Schlitterpartie bei der NRW Cross Duathlon Meisterschaft

Begeisterung - Foto: Enrick Schick
Begeisterung - Foto: Enrick Schick

Wenig überzeugendes habe ich beim Cross Duathlon in Lage zu Stande gebracht. Im Vorfeld mit dem Sieg geliebäugelt musste ich meine Hoffnungen schnell im Schnee begraben

Nach mehreren Stunden Dauerschnee waren die Trails zu Pisten geworden und so hatte ich schon beim Laufen extrem mit dem Grip zu kämpfen. Einige 90° Kurven musste man sogar mehr oder weniger gehend nehmen und bergauf und bergab rutschte man immer weg.
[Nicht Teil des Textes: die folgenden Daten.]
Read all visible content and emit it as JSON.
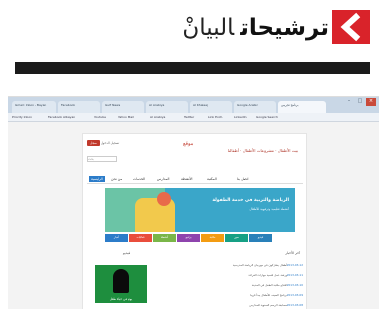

Allerdings vermochten auch die härtesten Bedingungen nicht meine Form zu verschleiern. Trotz meines, für diese Verhältnisse, wenig förderlichen Laufstils konnte ich mich wie erhofft vom kleinen, aber durchaus gut besetzten, Feld absetzen.

Auf dem MTB wiederholte sich leider das Trauerspiel von 2011. Druckmäßig zwar voll auf der Höhe aber auf dem winkeligen Schlitterkurs hoffnungslos verloren. Bereits am Ende der ersten Runde war mein 55s Vorsprung aufgebraucht und ich wurde von Mathias Frohn (2. Xterra Schleiden) und Marcelo aufgefahren. Beim Versuch den beiden MTB Experten zu folgen rutschte mein Vorderrad mehrfach weg und eh ich mich versah stieg ich ungeplant ab. Vermutlich zu viel Luftdruck auf der einen, aber ganz sicher zu wenig fahrerisches Können auf der anderen Seite. Dass ich weiter an meinen persönlichen Limit fuhr zeigte ein weiterer Ausrutscher in Runde drei. Ärgerlich nur, dass ich nicht mit Absteigen und Schieben geplant hatte, denn für den schnellen Wechsel hatte ich Rennradschuhe montiert. Das erwies sich als Fehler und so durfte ich jeweils eine halbe Runde warten bis sich der Dreck aus den Platten gelöst hatte und ich wieder einklicken konnte. Das wirkliche Problem wird aber gewesen sein, dass es sich bei meinem MTB um kein Stevens gehandelt hat ;).

Klamottenmäßig war ich allerdings gut aufgestellt. Besonders praktisch für solche Bedingungen ist die Skinfit Tritight, die es auch als lange Variante gibt. Keine rutschenden Beinlinge und kein riesiger Radhoseneinsatz, welcher beim Laufen stört.

Im zweiten Lauf gelang mir trotz angezogener Handbremse erneut die Bestzeit. Über einen dritten Platz hinter Marcelo und Mathias, aber vor Skinfit/Stevens Kollege Clemens (Sturz nach wenigen Km) bin ich aber nicht hinausgekommen.

Die widrigen Bedingungen sind sehr schön auf den Bildern von Enrico Schick zu sehen. Danke dafür!

Da ich im Rennen sehr limitiert durch den mangelnden Grip war konnte ich aber schnellst möglich das Training wieder aufnehmen und, da seit dieser Woche auch das Volt im Einsatz ist kann ich es kaum erwarten, dass der Startschuss in der Bucht von Portocolom zum ersten Triathlon fällt!